The one issue that constantly swirls around my head and interrupts my sleep is
how so many of our seniors are not in Aunty’s position. Due to my own medical
situation, I have spent a great deal of time in hospitals. During my stays I met
many older people who passed through the hospital on their way to a nursing home
or senior residence. I listened to some of the most heartbreaking stories I have
ever heard. Some of them had gone through their entire savings due to a lack of
adequate health insurance or income. Now these elderly people were destined to
be housed in a subsidized facility where they would have to share a room with
several strangers. Privacy would be a memory, and every move they made would be
scrutinized by others.
The fortunate members of this group had loving family who did their best to
visit and add some comforts to their lives. Too many of these individuals
however, were alone in the world. Their lives were in the hands of others who
did not know or understand them.
I have witnessed elderly men and women tied to their wheelchairs so they would
not fall or injure themselves. I have seen grey heads nodding in grogginess
because medication is used to keep them sedate and undemanding. People who were
once self-reliant and proud, are stripped of their dignity and dealt with as if
they were infants or mentally incompetent. Most of this mistreatment is not
deliberate, but simply exists because we, as a country, do not prioritize senior
care with adequate planning and funding. In my heart I feel as if a crime is
being perpetrated against people who in their earlier years contributed to their
community and country.
We do not revere our senior citizens as do certain other cultures. In our
disposable society, we treat the old as being in the way, annoying or even
worse, totally useless. We tolerate their needs at best and ignore them entirely
at worst. This is a sin. I recognize that most of my comments relate to the
situation in the United States, but there are other countries in Western culture
that do not fare much better. But the U.S., with its market driven health care
system, seems to be furthest away from offering the kind of care our senior
citizens are entitled to.
Next week Arnold and I will be back in Seneca Falls, New York with Aunty. She
will continue to receive loving care both from the family and professionals, and
all in her own home. While I am delighted and relieved to know our aunt is in
such a relatively comfortable and secure position, it continues to drive home
the point of how much of an exception her situation is.

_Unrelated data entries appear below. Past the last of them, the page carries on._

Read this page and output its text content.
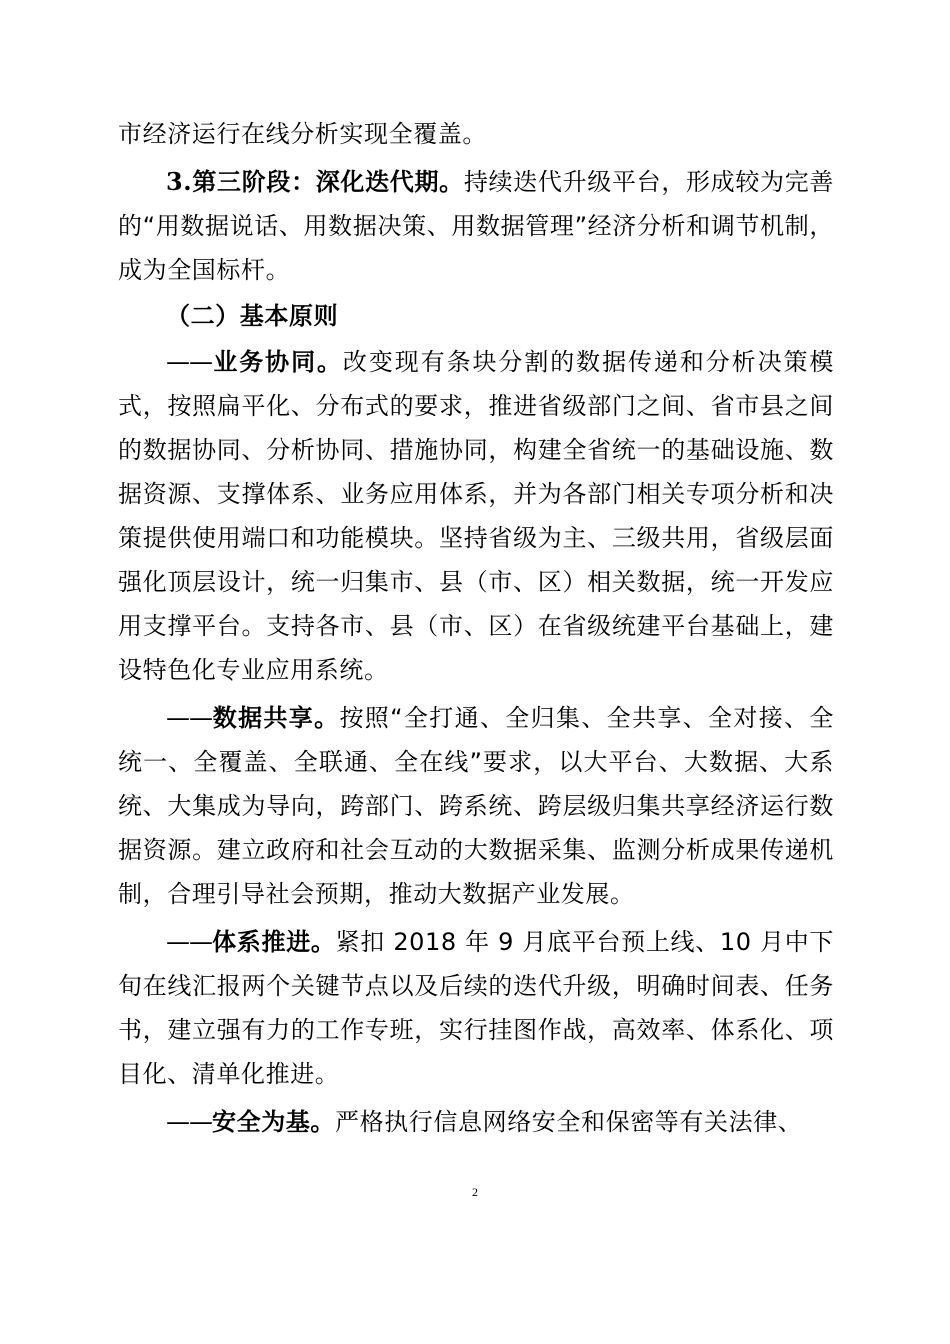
市经济运行在线分析实现全覆盖。

3.第三阶段：深化迭代期。持续迭代升级平台，形成较为完善的“用数据说话、用数据决策、用数据管理”经济分析和调节机制，成为全国标杆。

（二）基本原则

——业务协同。改变现有条块分割的数据传递和分析决策模式，按照扁平化、分布式的要求，推进省级部门之间、省市县之间的数据协同、分析协同、措施协同，构建全省统一的基础设施、数据资源、支撑体系、业务应用体系，并为各部门相关专项分析和决策提供使用端口和功能模块。坚持省级为主、三级共用，省级层面强化顶层设计，统一归集市、县（市、区）相关数据，统一开发应用支撑平台。支持各市、县（市、区）在省级统建平台基础上，建设特色化专业应用系统。

——数据共享。按照“全打通、全归集、全共享、全对接、全统一、全覆盖、全联通、全在线”要求，以大平台、大数据、大系统、大集成为导向，跨部门、跨系统、跨层级归集共享经济运行数据资源。建立政府和社会互动的大数据采集、监测分析成果传递机制，合理引导社会预期，推动大数据产业发展。

——体系推进。紧扣 2018 年 9 月底平台预上线、10 月中下旬在线汇报两个关键节点以及后续的迭代升级，明确时间表、任务书，建立强有力的工作专班，实行挂图作战，高效率、体系化、项目化、清单化推进。

——安全为基。严格执行信息网络安全和保密等有关法律、

2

Arnold and I would like to thank all of you who have sent messages and cards
wishing Aunty a speedy and swift recovery. We have read each and every message
to her, and she is absolutely thrilled to know so many people care about her.

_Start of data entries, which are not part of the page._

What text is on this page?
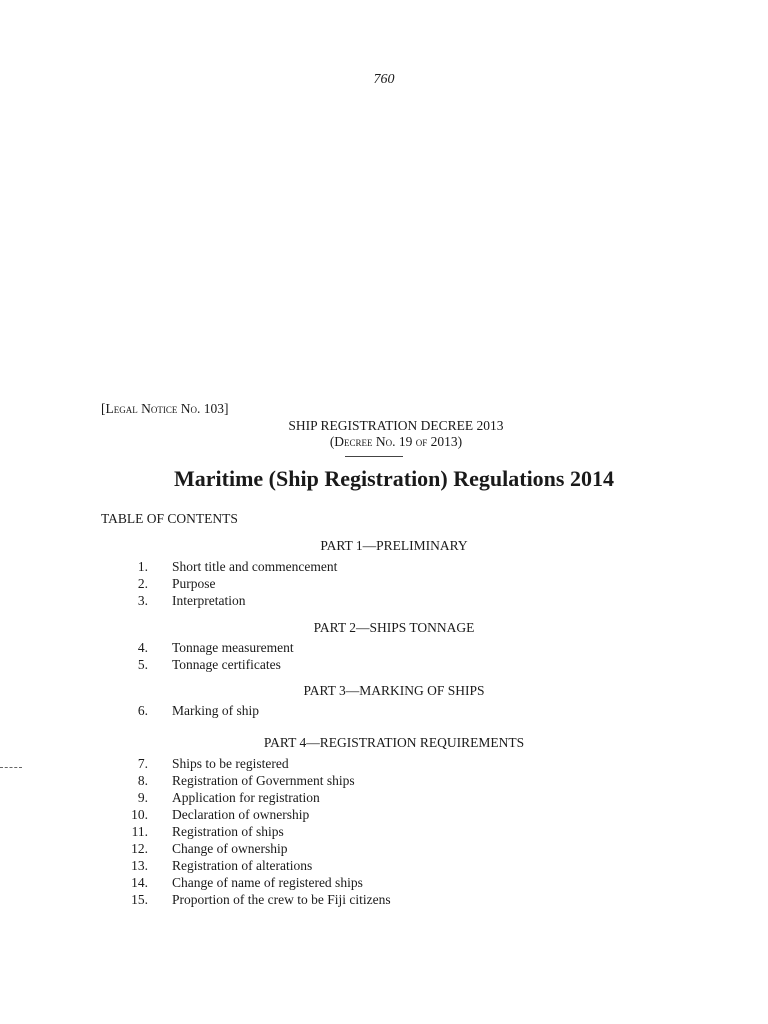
760
[Legal Notice No. 103]
SHIP REGISTRATION DECREE 2013
(Decree No. 19 of 2013)
Maritime (Ship Registration) Regulations 2014
TABLE OF CONTENTS
PART 1—PRELIMINARY
1. Short title and commencement
2. Purpose
3. Interpretation
PART 2—SHIPS TONNAGE
4. Tonnage measurement
5. Tonnage certificates
PART 3—MARKING OF SHIPS
6. Marking of ship
PART 4—REGISTRATION REQUIREMENTS
7. Ships to be registered
8. Registration of Government ships
9. Application for registration
10. Declaration of ownership
11. Registration of ships
12. Change of ownership
13. Registration of alterations
14. Change of name of registered ships
15. Proportion of the crew to be Fiji citizens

She has asked me to convey her gratitude to the members of the Megillah family
and to wish you all a very happy New Year.
We would like to share a brief video of Aunty at her 103rd birthday party, July
17th of this year. You can either click on the “Media” button and choose
“videos” on the homepage of the Gantseh Megillah or you can go directly to
http://www.pass.to/newsletter/video.htm.
Happy Succoth and see you in November.